Streng genommen könnte man die Überschrift auch zu Abenteuerflughafen Dubai betiteln, beide Varianten erscheinen mir sinnvoll. Nachdem mein Flieger aus Auckland via Brisbane gut eine Stunde zu früh in Dubai gelandet war, musste ich mir um fünf Uhr morgens noch ernsthaftere Gedanken darüber machen, was ich wohl bis zum frühen Nachmittag und meinem Weiterflug nach Düsseldorf anstellen könnte. Woher diese Zeitaufholung stammt, kann ich nur mutmaßen. Schon auf der ersten Etappe von Auckland nach Brisbane machten wir fast fünfzig Minuten auf einer Flugzeit von etwas unter vier Stunden gut. In meinen Augen lag es am A380, mit dem ich von Auckland bis Dubai fliegen durfte. Wie beeindruckend dieser Airbus ist, haben andere und vor allem fachkundigere Menschen schon beschrieben. Mich hat dieses Fluggerät einfach nur fasziniert, denn es erinnert mich an Hummeln.

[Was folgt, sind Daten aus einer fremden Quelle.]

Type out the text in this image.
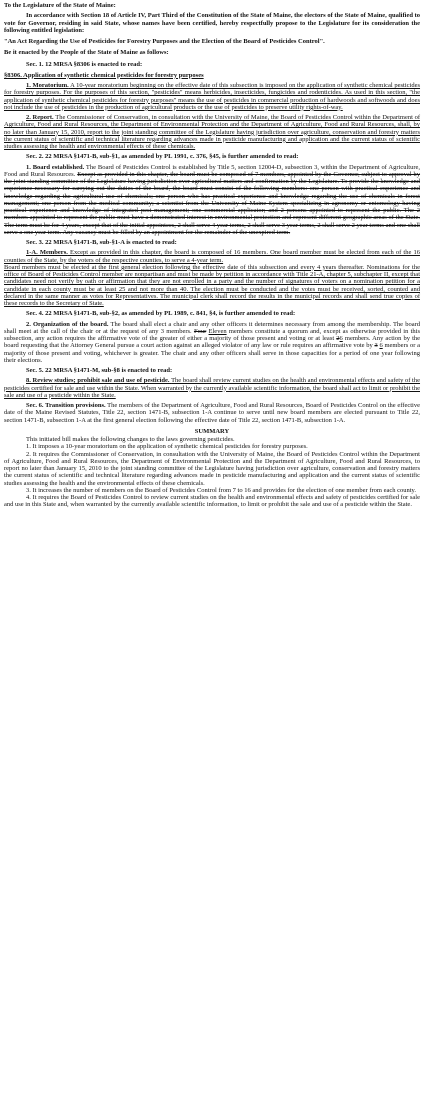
To the Legislature of the State of Maine:

In accordance with Section 18 of Article IV, Part Third of the Constitution of the State of Maine, the electors of the State of Maine, qualified to vote for Governor, residing in said State, whose names have been certified, hereby respectfully propose to the Legislature for its consideration the following entitled legislation:

"An Act Regarding the Use of Pesticides for Forestry Purposes and the Election of the Board of Pesticides Control".

Be it enacted by the People of the State of Maine as follows:

Sec. 1. 12 MRSA §8306 is enacted to read:

§8306. Application of synthetic chemical pesticides for forestry purposes

1. Moratorium. A 10-year moratorium beginning on the effective date of this subsection is imposed on the application of synthetic chemical pesticides for forestry purposes. For the purposes of this section, "pesticides" means herbicides, insecticides, fungicides and rodenticides. As used in this section, "the application of synthetic chemical pesticides for forestry purposes" means the use of pesticides in commercial production of hardwoods and softwoods and does not include the use of pesticides in the production of agricultural products or the use of pesticides to preserve utility rights-of-way.

2. Report. The Commissioner of Conservation, in consultation with the University of Maine, the Board of Pesticides Control within the Department of Agriculture, Food and Rural Resources, the Department of Environmental Protection and the Department of Agriculture, Food and Rural Resources, shall, by no later than January 15, 2010, report to the joint standing committee of the Legislature having jurisdiction over agriculture, conservation and forestry matters the current status of scientific and technical literature regarding advances made in pesticide manufacturing and application and the current status of scientific studies assessing the health and environmental effects of these chemicals.

Sec. 2. 22 MRSA §1471-B, sub-§1, as amended by PL 1991, c. 376, §45, is further amended to read:

1. Board established. The Board of Pesticides Control is established by Title 5, section 12004-D, subsection 3, within the Department of Agriculture, Food and Rural Resources. Except as provided in this chapter, the board must be composed of 7 members, appointed by the Governor, subject to approval by the joint standing committee of the Legislature having jurisdiction over agricultural matters and confirmation by the Legislature. To provide the knowledge and experience necessary for carrying out the duties of the board, the board must consist of the following members: one person with practical experience and knowledge regarding the agricultural use of chemicals; one person who has practical experience and knowledge regarding the use of chemicals in forest management; one person from the medical community; a scientist from the University of Maine System specializing in agronomy or entomology having practical experience and knowledge of integrated pest management; one commercial applicator; and 2 persons appointed to represent the public. The 2 members appointed to represent the public must have a demonstrated interest in environmental protection and represent different geographic areas of the State. The term must be for 4 years, except that of the initial appointees, 2 shall serve 4 year terms, 2 shall serve 3 year terms, 2 shall serve 2 year terms and one shall serve a one year term. Any vacancy must be filled by an appointment for the remainder of the unexpired term.

Sec. 3. 22 MRSA §1471-B, sub-§1-A is enacted to read:

1-A. Members. Except as provided in this chapter, the board is composed of 16 members. One board member must be elected from each of the 16 counties of the State, by the voters of the respective counties, to serve a 4-year term.

Board members must be elected at the first general election following the effective date of this subsection and every 4 years thereafter. Nominations for the office of Board of Pesticides Control member are nonpartisan and must be made by petition in accordance with Title 21-A, chapter 5, subchapter II, except that candidates need not verify by oath or affirmation that they are not enrolled in a party and the number of signatures of voters on a nomination petition for a candidate in each county must be at least 25 and not more than 40. The election must be conducted and the votes must be received, sorted, counted and declared in the same manner as votes for Representatives. The municipal clerk shall record the results in the municipal records and shall send true copies of these records to the Secretary of State.

Sec. 4. 22 MRSA §1471-B, sub-§2, as amended by PL 1989, c. 841, §4, is further amended to read:

2. Organization of the board. The board shall elect a chair and any other officers it determines necessary from among the membership. The board shall meet at the call of the chair or at the request of any 3 members. Four Eleven members constitute a quorum and, except as otherwise provided in this subsection, any action requires the affirmative vote of the greater of either a majority of those present and voting or at least 26 members. Any action by the board requesting that the Attorney General pursue a court action against an alleged violator of any law or rule requires an affirmative vote by 3 6 members or a majority of those present and voting, whichever is greater. The chair and any other officers shall serve in those capacities for a period of one year following their elections.

Sec. 5. 22 MRSA §1471-M, sub-§8 is enacted to read:

8. Review studies; prohibit sale and use of pesticide. The board shall review current studies on the health and environmental effects and safety of the pesticides certified for sale and use within the State. When warranted by the currently available scientific information, the board shall act to limit or prohibit the sale and use of a pesticide within the State.

Sec. 6. Transition provisions. The members of the Department of Agriculture, Food and Rural Resources, Board of Pesticides Control on the effective date of the Maine Revised Statutes, Title 22, section 1471-B, subsection 1-A continue to serve until new board members are elected pursuant to Title 22, section 1471-B, subsection 1-A at the first general election following the effective date of Title 22, section 1471-B, subsection 1-A.

SUMMARY

This initiated bill makes the following changes to the laws governing pesticides.

1. It imposes a 10-year moratorium on the application of synthetic chemical pesticides for forestry purposes.

2. It requires the Commissioner of Conservation, in consultation with the University of Maine, the Board of Pesticides Control within the Department of Agriculture, Food and Rural Resources, the Department of Environmental Protection and the Department of Agriculture, Food and Rural Resources, to report no later than January 15, 2010 to the joint standing committee of the Legislature having jurisdiction over agriculture, conservation and forestry matters the current status of scientific and technical literature regarding advances made in pesticide manufacturing and application and the current status of scientific studies assessing the health and the environmental effects of these chemicals.

3. It increases the number of members on the Board of Pesticides Control from 7 to 16 and provides for the election of one member from each county.

4. It requires the Board of Pesticides Control to review current studies on the health and environmental effects and safety of pesticides certified for sale and use in this State and, when warranted by the currently available scientific information, to limit or prohibit the sale and use of a pesticide within the State.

Die können – laut dem Gesetz der Aerodynamik – nicht fliegen. Sie kennen das Gesetz aber nicht und fliegen einfach trotzdem. Irgendwie scheint der A380 auch so ein Ding zu sein, vor allem, weil er trotz der immensen Triebwerke und Abmessungen im Innenraum deutlich leiser ist, als seine Konzern-Brüder und -Schwestern sowie die Konkurrenz, den Dreamliner nehme ich mal aus, den habe ich auch noch nicht als fliegenden Untersatz gehabt. Was ich ja auch nur sagen wollte: Vermutlich lag es also an diesem Flugzeug, oder doch eher an starken Südwest-Winden, da darf sich jetzt jeder seine Version aussuchen. Kombinationen sind auch möglich und zulässig.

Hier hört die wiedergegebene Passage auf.